La Casa Blanca sigue teniendo a Cuba en el centro de su colimador imperial. Ha sido así durante más de 60 años, y no acaba de deponer las armas; de estas, la más cruel es, a no dudar, el cerco económico, comercial y financiero, recrudecido desde que el presidente Donald Trump llegó al Despacho Oval en enero de 2017.

Hoy, cuando el planeta vive la zozobra impuesta por la COVID-19; hoy, cuando el Papa Francisco ha llamado a flexibilizar las sanciones internacionales, la administración de Donald Trump le impide a Cuba la adquisición de medicamentos, insumos y equipos para enfrentar la pandemia.

Cada día llueven las evidencias al respecto. En días recientes, organizaciones suizas denunciaron que sus bancos se vieron obligados a bloquear las transferencias de donaciones destinadas a aliviar la situación de emergencia existente en Cuba, ocasionada por el coronavirus.

Los obstáculos vividos por nuestro país para acceder a medicinas y otros recursos sanitarios confirman que el lado más inhumano del bloqueo estadounidense se corporiza en la Salud Pública.

¿De cuál otra forma interpretar la imposibilidad de Cuba de comprar ventiladores pulmonares con varios de sus proveedores tradicionales, al ser adquiridas dos firmas fabricantes de estos equipos médicos por una compañía estadounidense? Duele saber que esos aparatos son imprescindibles para salvar la vida de los pacientes graves y críticos, víctimas del SARS-CoV-2.

A inicios de abril pasado, el embajador de Cuba en China, Carlos Miguel Pereira, denunciaba que el bloqueo económico, financiero y comercial de Estados Unidos impedía a la empresa Alibaba llevar hasta la isla un donativo para combatir la Covid-19.

Según el diplomático, la firma norteamericana contratada para transportar hacia Cuba un lote de mascarillas faciales y kits de diagnóstico del nuevo coronavirus, declinó su encomienda bajo el argumento de las regulaciones del cerco hostil.

“El noble, descomunal y encomiable esfuerzo del fundador de Alibaba y de la Fundación Jack Ma, que había logrado llegar a más de medio centenar de países en todo el mundo, no pudo tocar suelo cubano, sin importar cuán necesarios podían ser esos recursos en apoyo a la batalla que libra la pequeña isla antillana asediada y bloqueada”, expuso en aquel momento Carlos Miguel Pereira.

Vale preguntarse, ¿a dónde fue a parar la exhortación de la dirección de la Organización Mundial de la Salud de poner la política en cuarentena? A la luz de los hechos, la administración de Donald Trump padece de sordera congénita, como sus predecesoras.

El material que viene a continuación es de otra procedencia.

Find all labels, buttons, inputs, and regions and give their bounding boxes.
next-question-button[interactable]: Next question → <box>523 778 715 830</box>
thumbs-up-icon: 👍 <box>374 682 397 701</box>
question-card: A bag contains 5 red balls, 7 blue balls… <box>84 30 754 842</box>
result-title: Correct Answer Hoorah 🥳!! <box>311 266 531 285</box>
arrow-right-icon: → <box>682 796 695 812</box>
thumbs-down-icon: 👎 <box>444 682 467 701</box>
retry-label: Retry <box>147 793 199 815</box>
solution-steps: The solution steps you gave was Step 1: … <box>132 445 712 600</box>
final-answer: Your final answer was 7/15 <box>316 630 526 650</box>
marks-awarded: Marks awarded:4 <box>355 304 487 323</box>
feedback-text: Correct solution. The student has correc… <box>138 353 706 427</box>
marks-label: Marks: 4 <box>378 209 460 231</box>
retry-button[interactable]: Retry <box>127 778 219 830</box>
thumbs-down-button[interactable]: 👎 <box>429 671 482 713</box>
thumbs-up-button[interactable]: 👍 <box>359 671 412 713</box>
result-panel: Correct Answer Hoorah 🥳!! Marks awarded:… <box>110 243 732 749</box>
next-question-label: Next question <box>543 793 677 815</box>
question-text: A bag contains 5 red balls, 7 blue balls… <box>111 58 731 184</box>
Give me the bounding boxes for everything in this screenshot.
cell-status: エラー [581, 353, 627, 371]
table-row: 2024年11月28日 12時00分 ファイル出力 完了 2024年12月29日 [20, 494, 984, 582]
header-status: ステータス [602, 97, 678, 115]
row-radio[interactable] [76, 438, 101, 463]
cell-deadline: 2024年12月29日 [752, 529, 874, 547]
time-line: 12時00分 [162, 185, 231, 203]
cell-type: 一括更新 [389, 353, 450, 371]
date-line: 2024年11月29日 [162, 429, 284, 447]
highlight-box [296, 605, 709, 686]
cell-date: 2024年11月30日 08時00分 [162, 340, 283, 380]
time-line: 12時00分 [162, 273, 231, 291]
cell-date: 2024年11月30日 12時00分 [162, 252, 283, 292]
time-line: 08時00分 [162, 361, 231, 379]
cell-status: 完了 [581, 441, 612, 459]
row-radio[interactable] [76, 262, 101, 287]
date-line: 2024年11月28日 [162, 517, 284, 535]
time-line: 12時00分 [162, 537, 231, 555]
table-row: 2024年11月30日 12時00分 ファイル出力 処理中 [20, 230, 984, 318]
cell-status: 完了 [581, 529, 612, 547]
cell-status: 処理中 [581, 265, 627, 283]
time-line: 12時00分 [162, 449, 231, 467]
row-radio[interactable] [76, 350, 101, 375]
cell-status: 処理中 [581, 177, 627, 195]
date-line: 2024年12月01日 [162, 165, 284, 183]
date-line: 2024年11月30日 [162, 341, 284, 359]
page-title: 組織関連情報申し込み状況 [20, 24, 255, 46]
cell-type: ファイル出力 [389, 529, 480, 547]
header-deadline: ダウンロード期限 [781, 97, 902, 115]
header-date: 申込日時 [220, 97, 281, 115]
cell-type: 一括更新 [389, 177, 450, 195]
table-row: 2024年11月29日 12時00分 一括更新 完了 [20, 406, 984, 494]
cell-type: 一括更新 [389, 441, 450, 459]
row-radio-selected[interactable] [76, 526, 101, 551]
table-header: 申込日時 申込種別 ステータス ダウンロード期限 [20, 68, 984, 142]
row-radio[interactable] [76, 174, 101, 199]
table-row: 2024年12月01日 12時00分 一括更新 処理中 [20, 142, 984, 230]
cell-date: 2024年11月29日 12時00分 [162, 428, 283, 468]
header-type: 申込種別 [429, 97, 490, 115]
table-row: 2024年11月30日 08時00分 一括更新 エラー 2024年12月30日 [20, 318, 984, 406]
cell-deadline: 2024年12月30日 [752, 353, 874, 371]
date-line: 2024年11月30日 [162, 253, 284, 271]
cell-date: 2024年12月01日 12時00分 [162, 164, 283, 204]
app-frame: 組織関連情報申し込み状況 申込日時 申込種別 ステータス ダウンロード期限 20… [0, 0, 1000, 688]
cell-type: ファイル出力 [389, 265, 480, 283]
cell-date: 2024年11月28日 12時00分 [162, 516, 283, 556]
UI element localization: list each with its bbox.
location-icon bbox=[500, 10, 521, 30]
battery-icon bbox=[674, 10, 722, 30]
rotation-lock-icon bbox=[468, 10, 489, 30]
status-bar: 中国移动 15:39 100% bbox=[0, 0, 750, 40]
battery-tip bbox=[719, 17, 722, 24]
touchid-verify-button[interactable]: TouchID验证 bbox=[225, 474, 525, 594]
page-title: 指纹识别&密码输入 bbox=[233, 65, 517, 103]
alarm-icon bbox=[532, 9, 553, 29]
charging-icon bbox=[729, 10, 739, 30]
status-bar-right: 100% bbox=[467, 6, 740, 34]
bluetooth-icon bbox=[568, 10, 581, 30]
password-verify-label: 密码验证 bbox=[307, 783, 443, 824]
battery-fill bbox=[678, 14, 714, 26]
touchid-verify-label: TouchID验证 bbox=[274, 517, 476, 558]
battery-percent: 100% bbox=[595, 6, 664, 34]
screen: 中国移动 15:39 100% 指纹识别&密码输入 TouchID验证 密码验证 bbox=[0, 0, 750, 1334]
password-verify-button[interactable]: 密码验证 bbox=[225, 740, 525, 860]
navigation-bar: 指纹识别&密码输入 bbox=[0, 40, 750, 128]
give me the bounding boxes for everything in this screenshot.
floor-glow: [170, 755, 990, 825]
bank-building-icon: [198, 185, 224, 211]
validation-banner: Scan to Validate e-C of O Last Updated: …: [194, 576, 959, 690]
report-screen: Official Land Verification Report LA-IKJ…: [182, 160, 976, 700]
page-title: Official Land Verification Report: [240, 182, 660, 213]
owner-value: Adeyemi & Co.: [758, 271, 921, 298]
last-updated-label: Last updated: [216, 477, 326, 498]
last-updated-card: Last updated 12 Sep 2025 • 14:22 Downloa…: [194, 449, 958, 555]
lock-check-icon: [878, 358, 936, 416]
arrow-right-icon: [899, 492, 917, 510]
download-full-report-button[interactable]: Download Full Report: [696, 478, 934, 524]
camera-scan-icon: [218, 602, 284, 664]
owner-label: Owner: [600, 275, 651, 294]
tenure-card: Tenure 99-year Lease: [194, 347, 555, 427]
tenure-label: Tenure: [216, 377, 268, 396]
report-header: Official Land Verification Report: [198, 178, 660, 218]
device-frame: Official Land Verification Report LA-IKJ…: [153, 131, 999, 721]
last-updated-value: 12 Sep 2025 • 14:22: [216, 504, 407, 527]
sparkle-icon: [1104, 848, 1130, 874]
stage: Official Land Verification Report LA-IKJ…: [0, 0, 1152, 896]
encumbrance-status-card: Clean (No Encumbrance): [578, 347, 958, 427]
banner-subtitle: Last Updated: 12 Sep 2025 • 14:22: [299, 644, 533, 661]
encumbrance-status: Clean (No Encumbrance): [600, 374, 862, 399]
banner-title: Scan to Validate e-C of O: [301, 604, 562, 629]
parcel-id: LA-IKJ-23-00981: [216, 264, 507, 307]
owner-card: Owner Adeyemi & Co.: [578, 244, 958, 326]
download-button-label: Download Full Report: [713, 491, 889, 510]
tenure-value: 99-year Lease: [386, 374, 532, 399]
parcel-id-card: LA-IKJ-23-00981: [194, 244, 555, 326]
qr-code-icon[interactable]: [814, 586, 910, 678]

No obstante, gracias al empeño de Cuba, el Ministerio de Salud Pública cuenta con los recursos materiales para enfrentar la pandemia del coronavirus. Particularmente, el doctor Francisco Durán García, director nacional de Epidemiología del MINSAP, ha asegurado que su país tiene disponibilidad de equipos, como los respiradores artificiales, para afrontar la situación actual.

El Gobierno de Estados Unidos sigue teniendo a Cuba en su colimador imperial, incluso en tiempos de pandemia. Por ello, la Humanidad volverá a sentarlo en el banquillo de los acusados. No lo duden.